In the early 1900s, Western University added a full industrial curriculum, with buildings to house livestock and another for a laundry. Later a building was added for teaching auto mechanics and repair. The university closed in 1943, and aside from its statue of abolitionist John Brown, nothing but cornerstones of some early buildings remains. Some buildings were lost to fire, others to demolition as sites were redeveloped. The last structures remaining were three faculty houses, which were demolished near the end of the 20th century. One houses the Old Quindaro Museum. The Quindaro Underground Railroad Museum is located nearby in the Vernon Multipurpose Center, the former Quindaro Colored School.

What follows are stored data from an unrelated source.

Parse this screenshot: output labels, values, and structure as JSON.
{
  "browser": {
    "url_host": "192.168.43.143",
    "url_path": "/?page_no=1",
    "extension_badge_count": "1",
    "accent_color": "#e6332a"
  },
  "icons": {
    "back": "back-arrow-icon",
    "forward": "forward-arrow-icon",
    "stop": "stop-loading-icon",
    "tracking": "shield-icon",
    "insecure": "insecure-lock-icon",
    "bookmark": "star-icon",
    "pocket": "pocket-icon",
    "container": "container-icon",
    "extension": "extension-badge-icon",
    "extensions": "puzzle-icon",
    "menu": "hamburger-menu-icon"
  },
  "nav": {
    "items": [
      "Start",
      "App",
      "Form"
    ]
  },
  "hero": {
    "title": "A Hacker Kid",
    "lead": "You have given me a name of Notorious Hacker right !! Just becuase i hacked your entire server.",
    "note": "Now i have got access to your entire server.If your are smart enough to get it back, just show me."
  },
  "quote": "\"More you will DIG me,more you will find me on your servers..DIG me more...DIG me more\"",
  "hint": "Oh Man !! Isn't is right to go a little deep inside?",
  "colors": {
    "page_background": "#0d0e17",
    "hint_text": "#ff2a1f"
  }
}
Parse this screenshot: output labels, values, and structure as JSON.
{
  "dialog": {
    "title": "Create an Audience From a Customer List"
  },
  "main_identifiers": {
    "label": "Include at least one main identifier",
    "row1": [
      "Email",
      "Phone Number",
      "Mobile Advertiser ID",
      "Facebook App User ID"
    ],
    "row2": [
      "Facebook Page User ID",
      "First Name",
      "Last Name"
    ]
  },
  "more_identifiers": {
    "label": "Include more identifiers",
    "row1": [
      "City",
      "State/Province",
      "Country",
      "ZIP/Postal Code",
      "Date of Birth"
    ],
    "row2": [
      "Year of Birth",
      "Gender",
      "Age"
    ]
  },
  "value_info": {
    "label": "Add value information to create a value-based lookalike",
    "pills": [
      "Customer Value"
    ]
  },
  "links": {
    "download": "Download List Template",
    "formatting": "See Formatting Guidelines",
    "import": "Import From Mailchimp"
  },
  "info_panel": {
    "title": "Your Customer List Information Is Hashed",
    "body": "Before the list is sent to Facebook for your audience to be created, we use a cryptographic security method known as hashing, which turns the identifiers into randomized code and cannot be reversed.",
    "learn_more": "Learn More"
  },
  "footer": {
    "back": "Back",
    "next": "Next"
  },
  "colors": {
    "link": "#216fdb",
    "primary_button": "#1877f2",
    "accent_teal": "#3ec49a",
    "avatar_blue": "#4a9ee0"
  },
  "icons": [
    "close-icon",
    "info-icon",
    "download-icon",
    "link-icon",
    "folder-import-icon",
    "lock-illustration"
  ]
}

==Archeological and oral history projects==
An archaeological study in 1987–1988 for a public project revealed the remains of the 1850s townsite. The foundations of 20 main buildings, two outbuildings, three wells, and one cistern were found. From original maps, newspapers, and letters, researchers know other structures existed. Because of the significance of the town, the townsite has been designated an archaeological district on the National Register of Historic Places. A number of public history projects have been undertaken to engage the public and share the discoveries.

In 1993, Kansas State University, in cooperation with the Mayor's Underground Railroad Advisory Commission and the Quindaro Town Preservation Society, commissioned graduate students to develop proposals for a park to incorporate the ruins and archaeology of Quindaro. Their 13 proposals were presented at a major public meeting, displayed at the state capitol rotunda, and presented at numerous venues around the state. While no consensus formed on how to develop a park, the plans were successful in engaging the public and teaching history.

In 1996, the University of Kansas sponsored an oral history project, in which more than a dozen professors interviewed those among the nearby African-American community for their family accounts of Quindaro. The history and legends of the settlement lived in stories told by their descendants and friends. Because of the brief life of Quindaro, it was little documented in written records. Public history projects have identified some new sources.

In December 2007, the Kansas Humanities Council awarded a grant to the Concerned Citizens of Old Quindaro, Kansas City, for In Unity There is Strength: The African American Experience, an exhibit to interpret the history of former slaves who escaped to Quindaro from across the Missouri River in the mid-19th century. The exhibit was to cover religious, educational, and business elements of the community they created.

In 2018, Quindaro community stakeholders including historians, archeologists, scholars, and activists began resolving decades of struggle over how to manage the historical site.